We have mobilized and organized women to stand up against early marriage, enhance their knowledge of their rights, the causes and consequences of violence and the legal provisions that help to tackle this violence. This has led to the creation of women's watch groups at village and district levels to take collective action in sensitizing the public and play a vigilant role in identifying arranged child marriages and facilitating the legal redress in collaboration with traditional and religious leaders, school clubs and local institutions. Since we started in 2009, 655 women have been trained and organized in 78 watch groups in 10 districts for the purpose.

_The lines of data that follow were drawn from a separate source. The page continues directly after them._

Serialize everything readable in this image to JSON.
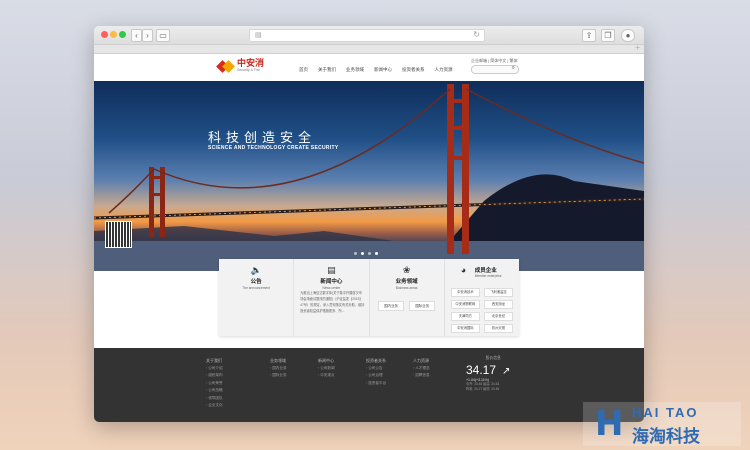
{
  "browser": {
    "url_icon": "document-icon",
    "reload_icon": "reload-icon",
    "back_label": "‹",
    "forward_label": "›",
    "sidebar_label": "▭",
    "share_label": "⇪",
    "tabs_label": "❐",
    "extension_label": "●",
    "new_tab_label": "+"
  },
  "site": {
    "logo_cn": "中安消",
    "logo_en": "Security & Fire",
    "nav": [
      "首页",
      "关于我们",
      "业务领域",
      "新闻中心",
      "投资者关系",
      "人力资源"
    ],
    "top_links": "企业邮箱 | 简体中文 | 繁体",
    "search_icon": "search-icon"
  },
  "hero": {
    "title": "科技创造安全",
    "subtitle": "SCIENCE AND TECHNOLOGY CREATE SECURITY"
  },
  "panels": {
    "announcement": {
      "title": "公告",
      "en": "The announcement",
      "icon": "speaker-icon"
    },
    "news": {
      "title": "新闻中心",
      "en": "News center",
      "icon": "document-icon",
      "text": "为推出上海信达数字体(关于集中开展首次市场会场面请整改的通知)（沪证监发【2015】47号）的规定，深入贯彻落实有关补助，维持投资者权益保护措施更多、所..."
    },
    "business": {
      "title": "业务领域",
      "en": "Business areas",
      "icon": "group-icon",
      "btn1": "国内业务",
      "btn2": "国际业务"
    },
    "members": {
      "title": "成员企业",
      "en": "Member enterprise",
      "icon": "globe-icon",
      "items": [
        "中安消技术",
        "飞利浦监控",
        "中安消物联网",
        "西安旭龙",
        "天津同方",
        "北京世纪",
        "中安消国际",
        "杭州天视"
      ]
    }
  },
  "footer": {
    "cols": [
      {
        "head": "关于我们",
        "items": [
          "公司介绍",
          "组织架构",
          "公司荣誉",
          "公司战略",
          "领导团队",
          "企业文化"
        ]
      },
      {
        "head": "业务领域",
        "items": [
          "国内业务",
          "国际业务"
        ]
      },
      {
        "head": "新闻中心",
        "items": [
          "公司新闻",
          "中安观点"
        ]
      },
      {
        "head": "投资者关系",
        "items": [
          "公司公告",
          "公司治理",
          "投资者平台"
        ]
      },
      {
        "head": "人力资源",
        "items": [
          "人才理念",
          "招聘信息"
        ]
      }
    ],
    "stock": {
      "label": "股价信息",
      "price": "34.17",
      "change": "+1.04(+3.11%)",
      "row1": "今开: 33.48   最高: 34.53",
      "row2": "昨收: 34.27   最低: 33.48"
    }
  },
  "watermark": {
    "en": "HAI TAO",
    "cn": "海淘科技",
    "letter": "H"
  }
}
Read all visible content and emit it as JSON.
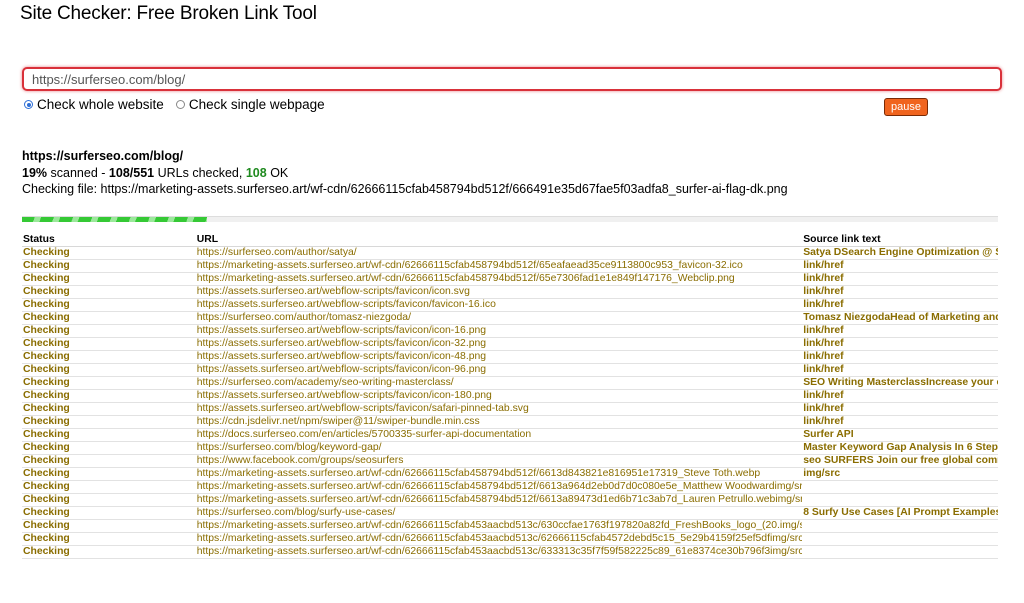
{
  "page": {
    "title": "Site Checker: Free Broken Link Tool"
  },
  "form": {
    "url_value": "https://surferseo.com/blog/",
    "mode_whole_label": "Check whole website",
    "mode_single_label": "Check single webpage",
    "selected_mode": "whole",
    "pause_label": "pause"
  },
  "status": {
    "site_url": "https://surferseo.com/blog/",
    "percent": "19%",
    "scanned_word": "scanned",
    "checked_counts": "108/551",
    "checked_suffix": "URLs checked,",
    "ok_count": "108",
    "ok_label": "OK",
    "checking_file_label": "Checking file:",
    "checking_file_url": "https://marketing-assets.surferseo.art/wf-cdn/62666115cfab458794bd512f/666491e35d67fae5f03adfa8_surfer-ai-flag-dk.png",
    "progress_fraction": 0.19
  },
  "colors": {
    "accent_red": "#d9313a",
    "pause_orange": "#f0641e",
    "ok_green": "#1f8a1f",
    "link_gold": "#8a6d00",
    "progress_green": "#35c935"
  },
  "table": {
    "headers": [
      "Status",
      "URL",
      "Source link text"
    ],
    "rows": [
      {
        "status": "Checking",
        "url": "https://surferseo.com/author/satya/",
        "source": "Satya DSearch Engine Optimization @ S"
      },
      {
        "status": "Checking",
        "url": "https://marketing-assets.surferseo.art/wf-cdn/62666115cfab458794bd512f/65eafaead35ce9113800c953_favicon-32.ico",
        "source": "link/href"
      },
      {
        "status": "Checking",
        "url": "https://marketing-assets.surferseo.art/wf-cdn/62666115cfab458794bd512f/65e7306fad1e1e849f147176_Webclip.png",
        "source": "link/href"
      },
      {
        "status": "Checking",
        "url": "https://assets.surferseo.art/webflow-scripts/favicon/icon.svg",
        "source": "link/href"
      },
      {
        "status": "Checking",
        "url": "https://assets.surferseo.art/webflow-scripts/favicon/favicon-16.ico",
        "source": "link/href"
      },
      {
        "status": "Checking",
        "url": "https://surferseo.com/author/tomasz-niezgoda/",
        "source": "Tomasz NiezgodaHead of Marketing and"
      },
      {
        "status": "Checking",
        "url": "https://assets.surferseo.art/webflow-scripts/favicon/icon-16.png",
        "source": "link/href"
      },
      {
        "status": "Checking",
        "url": "https://assets.surferseo.art/webflow-scripts/favicon/icon-32.png",
        "source": "link/href"
      },
      {
        "status": "Checking",
        "url": "https://assets.surferseo.art/webflow-scripts/favicon/icon-48.png",
        "source": "link/href"
      },
      {
        "status": "Checking",
        "url": "https://assets.surferseo.art/webflow-scripts/favicon/icon-96.png",
        "source": "link/href"
      },
      {
        "status": "Checking",
        "url": "https://surferseo.com/academy/seo-writing-masterclass/",
        "source": "SEO Writing MasterclassIncrease your co"
      },
      {
        "status": "Checking",
        "url": "https://assets.surferseo.art/webflow-scripts/favicon/icon-180.png",
        "source": "link/href"
      },
      {
        "status": "Checking",
        "url": "https://assets.surferseo.art/webflow-scripts/favicon/safari-pinned-tab.svg",
        "source": "link/href"
      },
      {
        "status": "Checking",
        "url": "https://cdn.jsdelivr.net/npm/swiper@11/swiper-bundle.min.css",
        "source": "link/href"
      },
      {
        "status": "Checking",
        "url": "https://docs.surferseo.com/en/articles/5700335-surfer-api-documentation",
        "source": "Surfer API"
      },
      {
        "status": "Checking",
        "url": "https://surferseo.com/blog/keyword-gap/",
        "source": "Master Keyword Gap Analysis In 6 Steps"
      },
      {
        "status": "Checking",
        "url": "https://www.facebook.com/groups/seosurfers",
        "source": "seo SURFERS Join our free global commu"
      },
      {
        "status": "Checking",
        "url": "https://marketing-assets.surferseo.art/wf-cdn/62666115cfab458794bd512f/6613d843821e816951e17319_Steve Toth.webp",
        "source": "img/src"
      },
      {
        "status": "Checking",
        "url": "https://marketing-assets.surferseo.art/wf-cdn/62666115cfab458794bd512f/6613a964d2eb0d7d0c080e5e_Matthew Woodwardimg/src",
        "source": ""
      },
      {
        "status": "Checking",
        "url": "https://marketing-assets.surferseo.art/wf-cdn/62666115cfab458794bd512f/6613a89473d1ed6b71c3ab7d_Lauren Petrullo.webimg/src",
        "source": ""
      },
      {
        "status": "Checking",
        "url": "https://surferseo.com/blog/surfy-use-cases/",
        "source": "8 Surfy Use Cases [AI Prompt Examples I"
      },
      {
        "status": "Checking",
        "url": "https://marketing-assets.surferseo.art/wf-cdn/62666115cfab453aacbd513c/630ccfae1763f197820a82fd_FreshBooks_logo_(20.img/src",
        "source": ""
      },
      {
        "status": "Checking",
        "url": "https://marketing-assets.surferseo.art/wf-cdn/62666115cfab453aacbd513c/62666115cfab4572debd5c15_5e29b4159f25ef5dfimg/src",
        "source": ""
      },
      {
        "status": "Checking",
        "url": "https://marketing-assets.surferseo.art/wf-cdn/62666115cfab453aacbd513c/633313c35f7f59f582225c89_61e8374ce30b796f3img/src",
        "source": ""
      }
    ]
  }
}
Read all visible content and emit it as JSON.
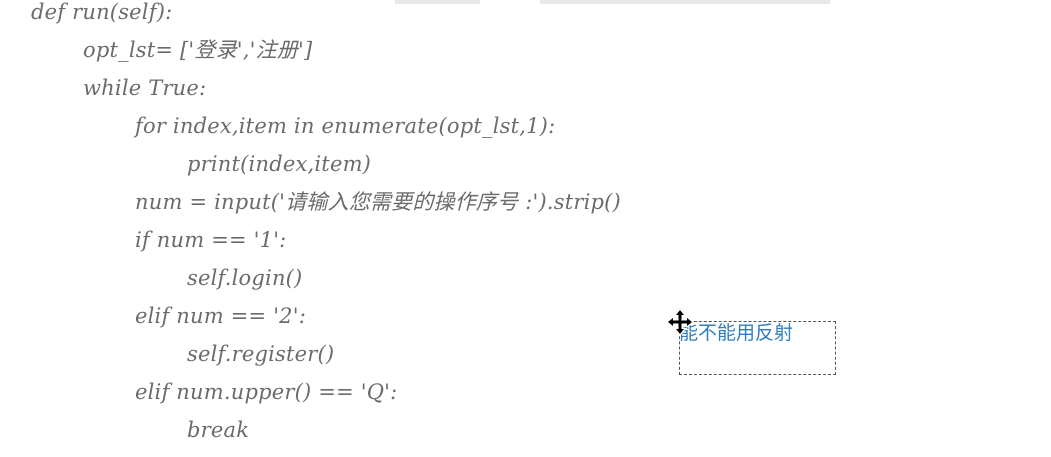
{
  "code_lines": [
    "def run(self):",
    "opt_lst= ['登录','注册']",
    "while True:",
    "for index,item in enumerate(opt_lst,1):",
    "print(index,item)",
    "num = input('请输入您需要的操作序号 :').strip()",
    "if num == '1':",
    "self.login()",
    "elif num == '2':",
    "self.register()",
    "elif num.upper() == 'Q':",
    "break"
  ],
  "annotation": {
    "text": "能不能用反射"
  },
  "icons": {
    "cursor": "move-cursor-icon"
  },
  "colors": {
    "code_text": "#6b6b6b",
    "annotation_text": "#2f7fc0"
  }
}
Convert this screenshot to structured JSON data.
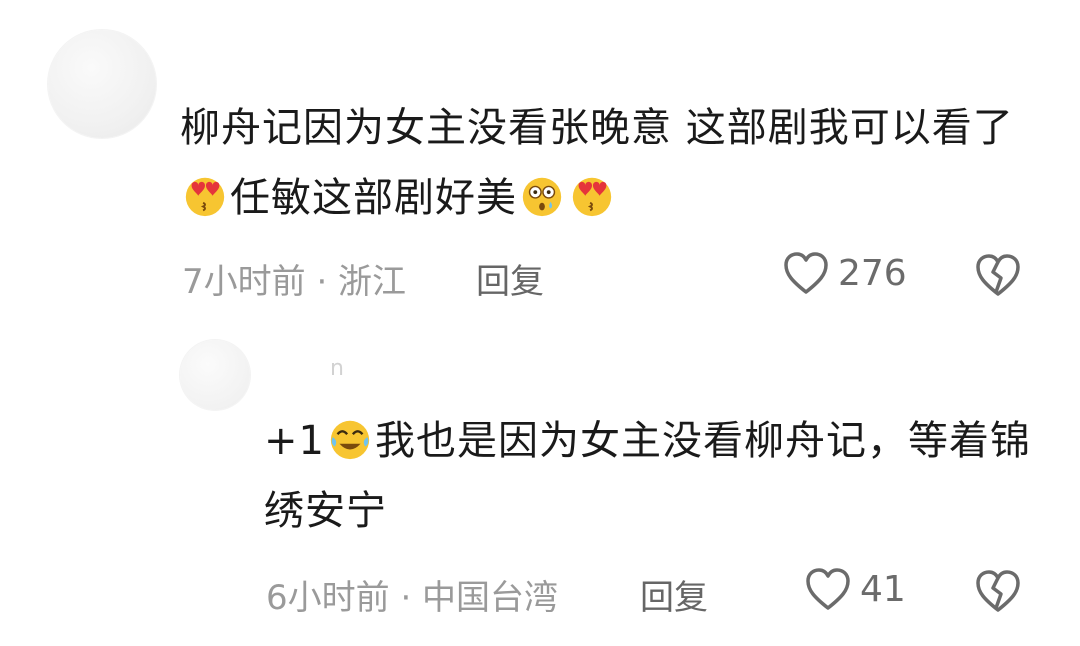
{
  "comments": [
    {
      "text_part1": "柳舟记因为女主没看张晚意  这部剧我可以看了",
      "text_part2": "任敏这部剧好美",
      "emojis": [
        "heart-eyes-kiss-emoji",
        "shocked-tear-emoji",
        "heart-eyes-kiss-emoji"
      ],
      "meta": "7小时前 · 浙江",
      "reply_label": "回复",
      "likes": "276"
    },
    {
      "username": "n",
      "text_prefix": "+1",
      "text_part1": "我也是因为女主没看柳舟记，等着锦绣安宁",
      "emojis": [
        "tears-of-joy-emoji"
      ],
      "meta": "6小时前 · 中国台湾",
      "reply_label": "回复",
      "likes": "41"
    }
  ],
  "colors": {
    "text": "#1a1a1a",
    "meta": "#9a9a9a",
    "icon": "#6b6b6b",
    "emoji_face": "#f7c531"
  }
}
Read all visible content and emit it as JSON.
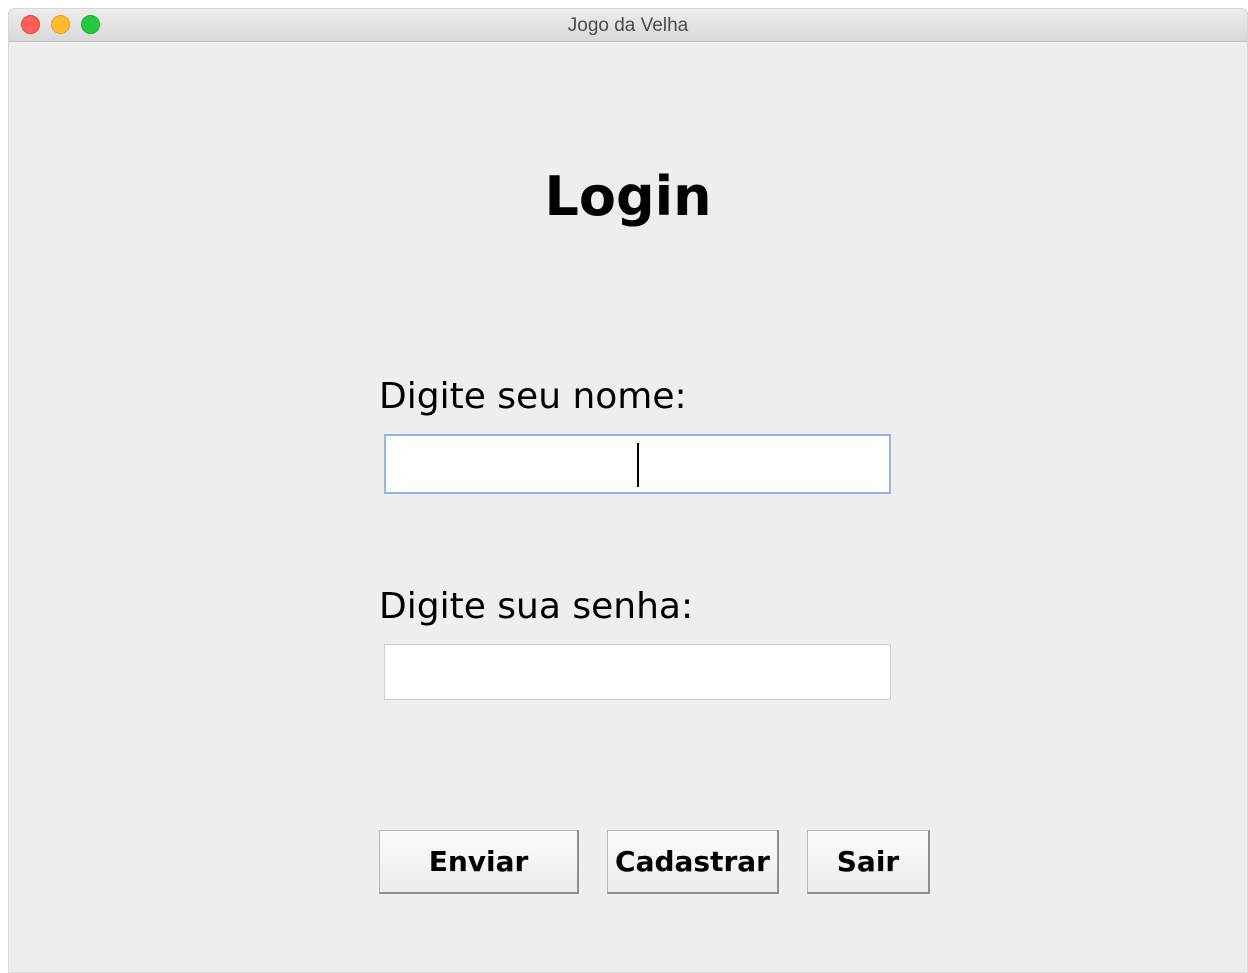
{
  "window": {
    "title": "Jogo da Velha"
  },
  "login": {
    "heading": "Login",
    "name_label": "Digite seu nome:",
    "name_value": "",
    "password_label": "Digite sua senha:",
    "password_value": ""
  },
  "buttons": {
    "enviar": "Enviar",
    "cadastrar": "Cadastrar",
    "sair": "Sair"
  },
  "colors": {
    "window_bg": "#eeeeee",
    "focus_border": "#8fb6ea",
    "close": "#fe5f57",
    "minimize": "#febc2e",
    "maximize": "#28c840"
  },
  "icons": {
    "close": "close-dot-icon",
    "minimize": "minimize-dot-icon",
    "maximize": "zoom-dot-icon"
  }
}
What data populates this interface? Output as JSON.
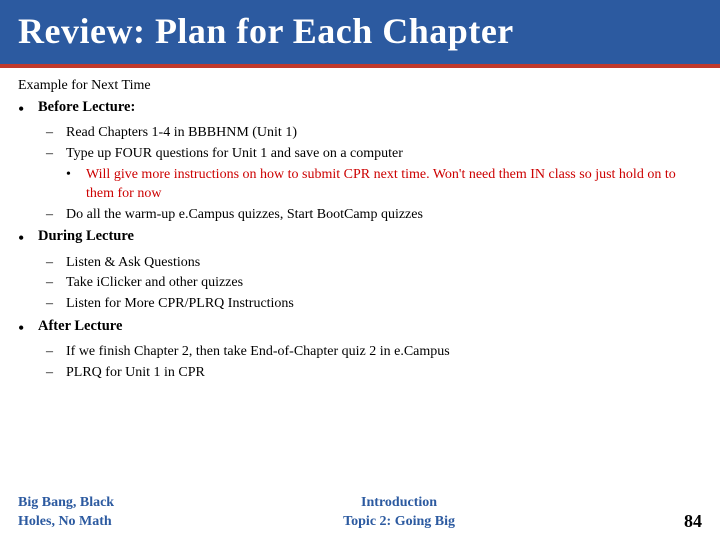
{
  "header": {
    "title": "Review: Plan for Each Chapter",
    "bg_color": "#2c5aa0"
  },
  "content": {
    "example_label": "Example for Next Time",
    "sections": [
      {
        "id": "before-lecture",
        "label": "Before Lecture:",
        "items": [
          {
            "text": "Read Chapters 1-4 in BBBHNM (Unit 1)",
            "sub_items": []
          },
          {
            "text": "Type up FOUR questions for Unit 1 and save on a computer",
            "sub_items": [
              {
                "text_normal": "",
                "text_red": "Will give more instructions on how to submit CPR next time. Won't need them IN class so just hold on to them for now"
              }
            ]
          },
          {
            "text": "Do all the warm-up e.Campus quizzes, Start BootCamp quizzes",
            "sub_items": []
          }
        ]
      },
      {
        "id": "during-lecture",
        "label": "During Lecture",
        "items": [
          {
            "text": "Listen & Ask Questions",
            "sub_items": []
          },
          {
            "text": "Take iClicker and other quizzes",
            "sub_items": []
          },
          {
            "text": "Listen for More CPR/PLRQ Instructions",
            "sub_items": []
          }
        ]
      },
      {
        "id": "after-lecture",
        "label": "After Lecture",
        "items": [
          {
            "text": "If we finish Chapter 2, then take End-of-Chapter quiz 2 in e.Campus",
            "sub_items": []
          },
          {
            "text": "PLRQ for Unit 1 in CPR",
            "sub_items": []
          }
        ]
      }
    ]
  },
  "footer": {
    "left_line1": "Big Bang, Black",
    "left_line2": "Holes, No Math",
    "center_line1": "Introduction",
    "center_line2": "Topic 2: Going Big",
    "page_number": "84"
  }
}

Enhancing the role of men and boys has been crucial to our work, to help them challenge the religious and traditional beliefs that are used to justify early marriage. To our surprise, many leaders not only showed a change in their attitude but also started to play a key role as agents of change on tackling the issue in collaboration with the women watch groups. Since the inception of the UN Trust Fund project, trained leaders are not only engaged in sensitizing the community to ban child marriage, but they also play a vigilant role in verifying whether girls to be engaged have reached the right age before they give their religious blessing and approval.

We have also organized school sensitization events to enhance the role of boys as key change agents in tackling child marriage; the school clubs collaborate and engage with the school administration, watch groups and with the local police in identifying arranged child marriages, especially of girls who have been attending school, and raising awareness using role play, poems and harnessing the communication power of their mini-media channels.

Through the project, we have also built on the capacity of law-enforcement agencies to establish and equip Women and Child Protection Units in 10 district police stations and set Special Benches in four District Courts to take care of early marriage cases.